Review: Benisango Kokuto Shochu (TWSC2021’s Best of the Best Shochu)

Tonight we sit down with a bottle of Benisango, the winner of the Best of the Best in the Shochu Division of Tokyo Whisky & Spirits Competition 2021. Like TWSC 2020, a kokuto shochu from the Amami Islands once again won the top prize.

Benisango, which roughly translates as “crimson coral,” is the name of the bottle of kokuto sugar shochu from the Amami Islands that beat out 254 other bottles of shochu at Tokyo Whisky & Spirits Competition 2021.

If you’ve been with us since last year, you might remember that a different bottle of kokuto sugar shochu won the same prize for the 2020 edition of TWSC. We introduced kokuto shochu at the time, so I won’t repeat myself, but the it’s essentially shochu made from whole cane sugar.

And it’s one of the few spirits in Japan that actually has legal protection about its location: kokuto shochu can only be produced on the Amami Islands. The Amami Islands have been in the news recently as they’re expected to become another UNESCO Natural World Heritage within the next couple months.

Benisango is a bottle from Amami Oshima Kaiun Shuzo, the same company behind Japan’s best-known kokuto shochu: Lento. I say best-known just because it’s the most common: if you go to an izakaya and they have only one kokuto shochu on the menu, it’s probably Lento.

As we said when the results came out, Benisango probably has a more “foreign-friendly” profile than Lento. That’s because, in addition to being bottled at 40% abv, it spends time in oak casks. Given the Tokyo Whisky & Spirits Competition is judged primarily by people (like me!) with backgrounds in Western spirits–even the Shochu Division–it makes sense that they would prefer it to unaged, more watered-down spirits.

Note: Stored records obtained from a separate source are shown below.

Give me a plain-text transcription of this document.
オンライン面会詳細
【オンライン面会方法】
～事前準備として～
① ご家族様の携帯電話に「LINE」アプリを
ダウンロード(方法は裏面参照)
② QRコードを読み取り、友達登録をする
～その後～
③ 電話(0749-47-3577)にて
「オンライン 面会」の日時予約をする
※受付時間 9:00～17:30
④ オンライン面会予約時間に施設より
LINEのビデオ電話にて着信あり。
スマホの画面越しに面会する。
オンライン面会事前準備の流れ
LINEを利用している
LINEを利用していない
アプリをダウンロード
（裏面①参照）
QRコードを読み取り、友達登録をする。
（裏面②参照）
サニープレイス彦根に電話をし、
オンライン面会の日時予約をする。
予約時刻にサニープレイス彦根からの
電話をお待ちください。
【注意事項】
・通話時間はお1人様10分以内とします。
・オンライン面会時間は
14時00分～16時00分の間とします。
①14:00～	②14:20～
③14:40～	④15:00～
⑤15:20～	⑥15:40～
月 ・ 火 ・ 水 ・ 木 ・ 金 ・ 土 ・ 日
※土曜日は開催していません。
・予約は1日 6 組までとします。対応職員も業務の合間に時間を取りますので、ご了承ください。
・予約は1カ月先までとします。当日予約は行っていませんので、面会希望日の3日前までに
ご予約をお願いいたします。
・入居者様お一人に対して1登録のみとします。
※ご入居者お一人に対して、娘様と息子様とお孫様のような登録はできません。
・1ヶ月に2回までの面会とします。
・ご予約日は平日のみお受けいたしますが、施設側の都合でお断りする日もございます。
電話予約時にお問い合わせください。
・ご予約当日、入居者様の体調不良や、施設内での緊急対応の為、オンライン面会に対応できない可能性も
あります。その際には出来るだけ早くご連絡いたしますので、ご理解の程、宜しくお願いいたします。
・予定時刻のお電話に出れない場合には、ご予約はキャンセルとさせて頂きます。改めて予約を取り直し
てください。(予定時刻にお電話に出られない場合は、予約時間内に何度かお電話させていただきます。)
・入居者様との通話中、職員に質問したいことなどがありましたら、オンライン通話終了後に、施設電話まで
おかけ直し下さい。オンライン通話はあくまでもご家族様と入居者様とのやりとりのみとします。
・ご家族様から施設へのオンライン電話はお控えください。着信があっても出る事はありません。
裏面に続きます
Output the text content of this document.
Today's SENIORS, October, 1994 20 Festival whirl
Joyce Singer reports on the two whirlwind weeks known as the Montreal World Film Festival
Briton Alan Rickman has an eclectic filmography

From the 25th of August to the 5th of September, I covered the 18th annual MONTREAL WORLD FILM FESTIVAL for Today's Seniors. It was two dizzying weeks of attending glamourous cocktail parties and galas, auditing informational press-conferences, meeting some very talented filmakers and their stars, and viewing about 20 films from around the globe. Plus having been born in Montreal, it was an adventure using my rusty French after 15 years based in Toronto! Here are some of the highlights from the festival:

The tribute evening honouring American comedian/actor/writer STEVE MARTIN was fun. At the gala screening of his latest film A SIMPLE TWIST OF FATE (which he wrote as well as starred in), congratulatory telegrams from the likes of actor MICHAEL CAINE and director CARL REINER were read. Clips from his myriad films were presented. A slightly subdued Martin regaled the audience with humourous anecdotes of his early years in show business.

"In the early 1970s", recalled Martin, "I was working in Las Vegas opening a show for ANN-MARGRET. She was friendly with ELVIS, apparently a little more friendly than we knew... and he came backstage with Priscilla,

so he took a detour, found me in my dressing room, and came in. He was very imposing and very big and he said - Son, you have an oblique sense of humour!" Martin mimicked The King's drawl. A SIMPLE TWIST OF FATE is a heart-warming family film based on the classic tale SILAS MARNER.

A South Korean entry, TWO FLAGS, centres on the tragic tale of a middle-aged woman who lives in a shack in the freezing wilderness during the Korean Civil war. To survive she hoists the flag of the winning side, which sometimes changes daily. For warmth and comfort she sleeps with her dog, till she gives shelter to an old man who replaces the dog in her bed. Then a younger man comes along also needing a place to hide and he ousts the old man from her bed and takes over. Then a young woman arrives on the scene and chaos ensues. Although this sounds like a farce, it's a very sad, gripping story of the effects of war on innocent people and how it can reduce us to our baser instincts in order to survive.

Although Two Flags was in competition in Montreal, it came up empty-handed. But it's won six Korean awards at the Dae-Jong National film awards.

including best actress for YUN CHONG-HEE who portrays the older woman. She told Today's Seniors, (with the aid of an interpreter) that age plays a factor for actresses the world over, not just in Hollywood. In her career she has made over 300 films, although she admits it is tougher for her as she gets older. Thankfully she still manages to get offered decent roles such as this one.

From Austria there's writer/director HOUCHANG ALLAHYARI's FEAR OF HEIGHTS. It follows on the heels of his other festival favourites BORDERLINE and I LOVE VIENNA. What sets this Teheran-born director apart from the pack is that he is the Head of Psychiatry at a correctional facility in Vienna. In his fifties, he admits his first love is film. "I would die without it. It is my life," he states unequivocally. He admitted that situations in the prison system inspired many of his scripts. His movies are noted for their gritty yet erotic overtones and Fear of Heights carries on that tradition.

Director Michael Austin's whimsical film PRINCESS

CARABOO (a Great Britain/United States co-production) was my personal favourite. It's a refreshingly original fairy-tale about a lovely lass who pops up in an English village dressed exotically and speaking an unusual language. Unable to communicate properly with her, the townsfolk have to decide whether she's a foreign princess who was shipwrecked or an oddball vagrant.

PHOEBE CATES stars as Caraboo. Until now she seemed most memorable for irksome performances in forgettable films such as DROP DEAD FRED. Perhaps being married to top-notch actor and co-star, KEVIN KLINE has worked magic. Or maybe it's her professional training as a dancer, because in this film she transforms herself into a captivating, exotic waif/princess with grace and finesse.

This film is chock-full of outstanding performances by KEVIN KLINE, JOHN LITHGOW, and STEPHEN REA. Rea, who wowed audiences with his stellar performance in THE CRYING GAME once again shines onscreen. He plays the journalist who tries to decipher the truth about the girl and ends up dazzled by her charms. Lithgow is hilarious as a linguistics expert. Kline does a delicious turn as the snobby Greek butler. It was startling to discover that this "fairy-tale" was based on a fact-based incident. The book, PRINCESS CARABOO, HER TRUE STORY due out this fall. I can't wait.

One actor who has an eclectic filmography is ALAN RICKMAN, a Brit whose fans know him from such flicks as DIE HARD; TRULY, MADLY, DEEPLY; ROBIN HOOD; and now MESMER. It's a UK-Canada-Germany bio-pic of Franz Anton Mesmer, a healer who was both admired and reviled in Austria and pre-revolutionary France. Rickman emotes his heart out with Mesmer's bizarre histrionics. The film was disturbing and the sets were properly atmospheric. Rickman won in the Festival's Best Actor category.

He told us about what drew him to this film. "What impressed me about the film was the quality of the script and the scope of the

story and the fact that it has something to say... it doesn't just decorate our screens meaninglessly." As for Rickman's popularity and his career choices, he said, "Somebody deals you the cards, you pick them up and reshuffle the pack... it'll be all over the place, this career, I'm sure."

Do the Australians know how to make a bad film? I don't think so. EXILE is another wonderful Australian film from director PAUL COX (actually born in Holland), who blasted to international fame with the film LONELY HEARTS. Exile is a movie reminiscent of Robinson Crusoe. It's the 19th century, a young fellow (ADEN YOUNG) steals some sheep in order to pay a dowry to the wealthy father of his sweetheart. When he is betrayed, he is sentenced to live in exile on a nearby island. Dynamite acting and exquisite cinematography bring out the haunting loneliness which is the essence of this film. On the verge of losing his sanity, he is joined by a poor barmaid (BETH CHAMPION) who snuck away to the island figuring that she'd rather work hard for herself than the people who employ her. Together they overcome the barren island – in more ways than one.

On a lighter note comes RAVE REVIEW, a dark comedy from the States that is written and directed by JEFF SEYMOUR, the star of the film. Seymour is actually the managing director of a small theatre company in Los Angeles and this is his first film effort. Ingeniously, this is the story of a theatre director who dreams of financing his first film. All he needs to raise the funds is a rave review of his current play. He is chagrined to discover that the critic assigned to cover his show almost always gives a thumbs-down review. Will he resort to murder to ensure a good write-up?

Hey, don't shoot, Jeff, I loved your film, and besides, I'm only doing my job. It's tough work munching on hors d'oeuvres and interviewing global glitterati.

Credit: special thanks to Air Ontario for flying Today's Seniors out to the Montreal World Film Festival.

Let’s get into this bottle.

Review: Benisango

Nose: Vanilla butter cookies, butterscotch, brown sugar cubes, and fresh baked bread

Palate: Smooth and super easy despite the abv. Caramel, more sugar, and plenty of vanillins

Finish: Lasting caramel and hush puppies

Score: A+

Price paid: 2715 yen after tax

It obviously leans towards the sweeter side, but this is a fantastic bottle of shochu that ought to be mandatory drinking for anyone interested in the category. Especially for people new to shochu, as there’s none of that potato funk that new people might find off-putting. I’d say you should buy it even if were double the above price. At under 3000 yen, it’s an absolute steal.